Thanks for the chance to help. I am an attorney with over 12 years experience. Hopefully I can help you with your legal question.

What you are describing is a breach of contract...that is, under contract law both parties have a duty to "negotiate in good faith"...part of this is the duty not to lie to the other party.

So if the seller lied to you during the negotiations?

That can be plead as a breach of contract.

Please let me know if you have more questions. I am happy to help if I can. Otherwise, please rate the answer so I may get credit for my work.

Customer: replied 6 months ago.
No, the seller did not disclose material defects. The disclosure stated everything was great, but after moving in, there were numerous issues.

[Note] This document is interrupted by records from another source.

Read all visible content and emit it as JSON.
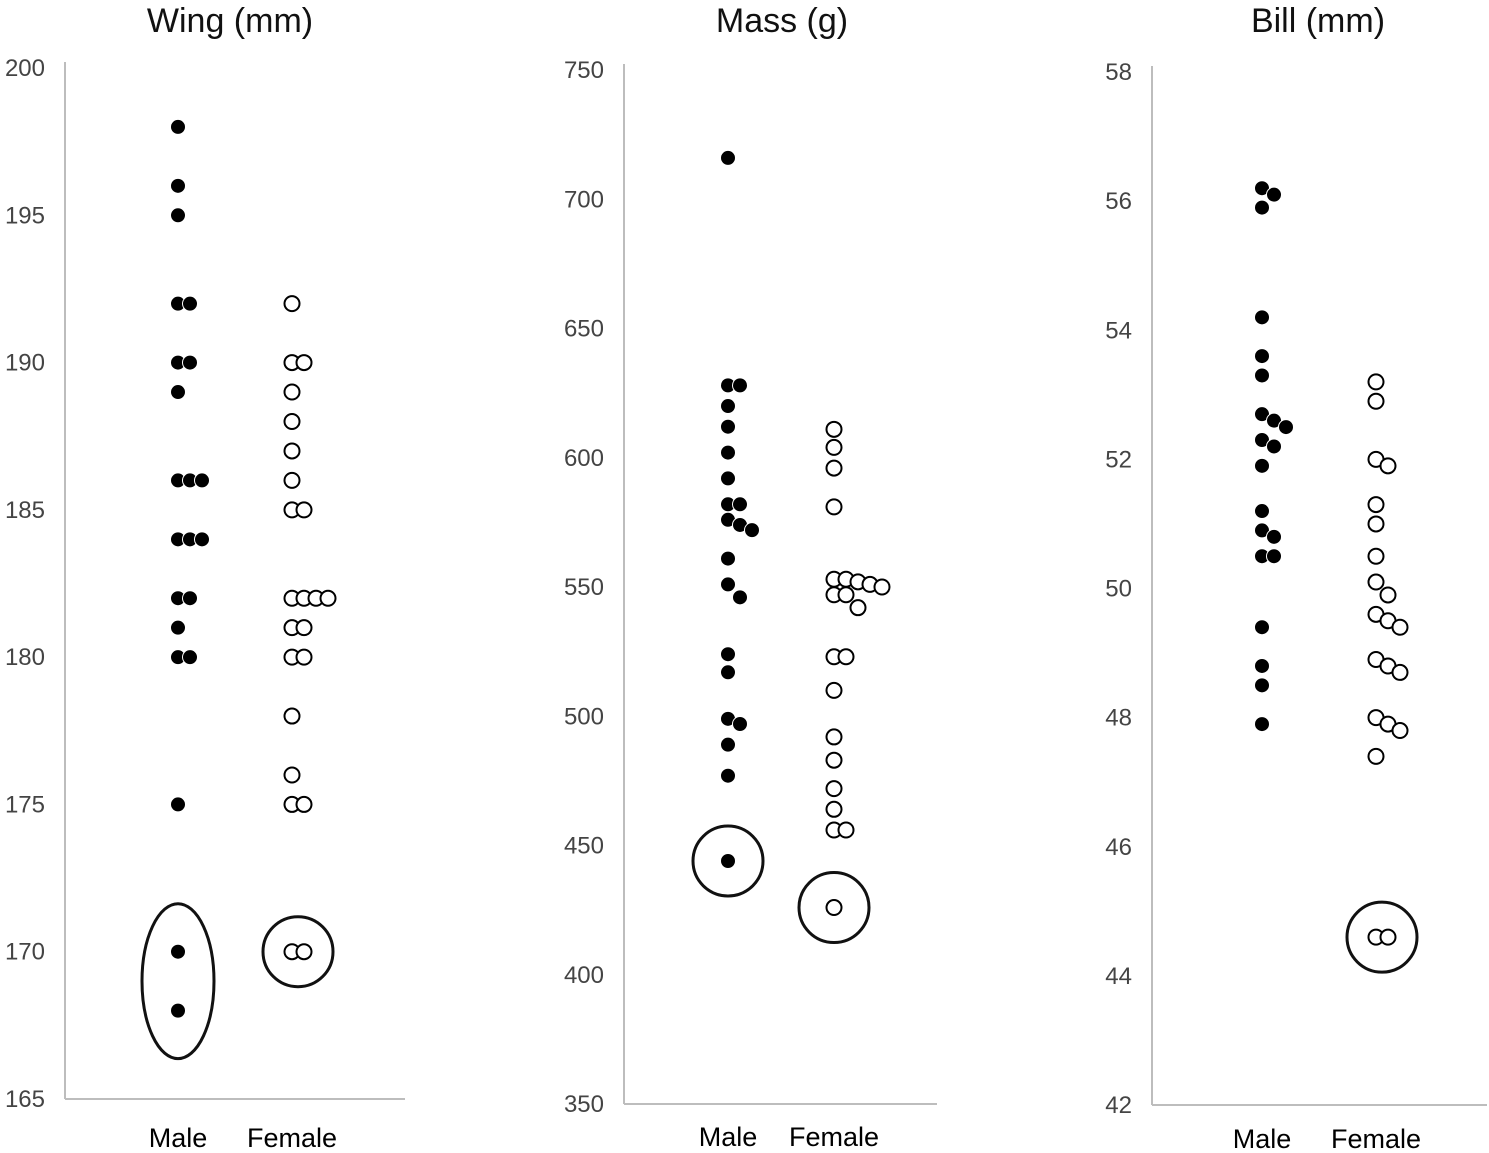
{
  "chart_data": [
    {
      "type": "scatter",
      "subtype": "dot-strip",
      "title": "Wing (mm)",
      "xlabel": "",
      "ylabel": "",
      "categories": [
        "Male",
        "Female"
      ],
      "ylim": [
        165,
        200
      ],
      "yticks": [
        165,
        170,
        175,
        180,
        185,
        190,
        195,
        200
      ],
      "series": [
        {
          "name": "Male",
          "marker": "filled",
          "values": [
            198,
            196,
            195,
            192,
            192,
            190,
            190,
            189,
            186,
            186,
            186,
            184,
            184,
            184,
            182,
            182,
            181,
            180,
            180,
            175,
            170,
            168
          ]
        },
        {
          "name": "Female",
          "marker": "open",
          "values": [
            192,
            190,
            190,
            189,
            188,
            187,
            186,
            185,
            185,
            182,
            182,
            182,
            182,
            181,
            181,
            180,
            180,
            178,
            176,
            175,
            175,
            170,
            170
          ]
        }
      ],
      "annotations": [
        {
          "category": "Male",
          "shape": "ellipse",
          "encloses": [
            170,
            168
          ]
        },
        {
          "category": "Female",
          "shape": "circle",
          "encloses": [
            170,
            170
          ]
        }
      ]
    },
    {
      "type": "scatter",
      "subtype": "dot-strip",
      "title": "Mass (g)",
      "xlabel": "",
      "ylabel": "",
      "categories": [
        "Male",
        "Female"
      ],
      "ylim": [
        350,
        750
      ],
      "yticks": [
        350,
        400,
        450,
        500,
        550,
        600,
        650,
        700,
        750
      ],
      "series": [
        {
          "name": "Male",
          "marker": "filled",
          "values": [
            716,
            628,
            628,
            620,
            612,
            602,
            592,
            582,
            582,
            576,
            574,
            572,
            561,
            551,
            546,
            524,
            517,
            499,
            497,
            489,
            477,
            444
          ]
        },
        {
          "name": "Female",
          "marker": "open",
          "values": [
            611,
            604,
            596,
            581,
            553,
            553,
            552,
            551,
            550,
            547,
            547,
            542,
            523,
            523,
            510,
            492,
            483,
            472,
            464,
            456,
            456,
            426
          ]
        }
      ],
      "annotations": [
        {
          "category": "Male",
          "shape": "circle",
          "encloses": [
            444
          ]
        },
        {
          "category": "Female",
          "shape": "circle",
          "encloses": [
            426
          ]
        }
      ]
    },
    {
      "type": "scatter",
      "subtype": "dot-strip",
      "title": "Bill (mm)",
      "xlabel": "",
      "ylabel": "",
      "categories": [
        "Male",
        "Female"
      ],
      "ylim": [
        42,
        58
      ],
      "yticks": [
        42,
        44,
        46,
        48,
        50,
        52,
        54,
        56,
        58
      ],
      "series": [
        {
          "name": "Male",
          "marker": "filled",
          "values": [
            56.2,
            56.1,
            55.9,
            54.2,
            53.6,
            53.3,
            52.7,
            52.6,
            52.5,
            52.3,
            52.2,
            51.9,
            51.2,
            50.9,
            50.8,
            50.5,
            50.5,
            49.4,
            48.8,
            48.5,
            47.9
          ]
        },
        {
          "name": "Female",
          "marker": "open",
          "values": [
            53.2,
            52.9,
            52.0,
            51.9,
            51.3,
            51.0,
            50.5,
            50.1,
            49.9,
            49.6,
            49.5,
            49.4,
            48.9,
            48.8,
            48.7,
            48.0,
            47.9,
            47.8,
            47.4,
            44.6,
            44.6
          ]
        }
      ],
      "annotations": [
        {
          "category": "Female",
          "shape": "circle",
          "encloses": [
            44.6,
            44.6
          ]
        }
      ]
    }
  ]
}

What is the easiest to prove of the ones mentioned?

Again, if the seller lied (or withheld information) then your cause of action would be breach of contract.

Customer: replied 6 months ago.
Why not deceptive trade, seems easier to prove.

You can certainly make that case as well...the law allows you to plead multiple "causes of action".

But frankly speaking, if you can prove the seller withheld information during the negotiations? That will allow you to prove breach of contract.

Customer: replied 6 months ago.
Not to be impolite but you really did not answer the question. I needed why one is better than the other, why one type of action is better or worse than the other. Which one is easiest to prove and why.

No worries...and sorry for the confusion.

Breach of contract is easier to prove, in my opinion...since to prove, you only need to show that the seller lied to you or misled you on a material provision of the contract.

Deceptive trade practices is, in my opinion more complex because it is based on this code

http://www.statutes.legis.state.tx.us/SOTWDocs/BC/htm/BC.17.htm

You have to prove violation of this code...and all included elements.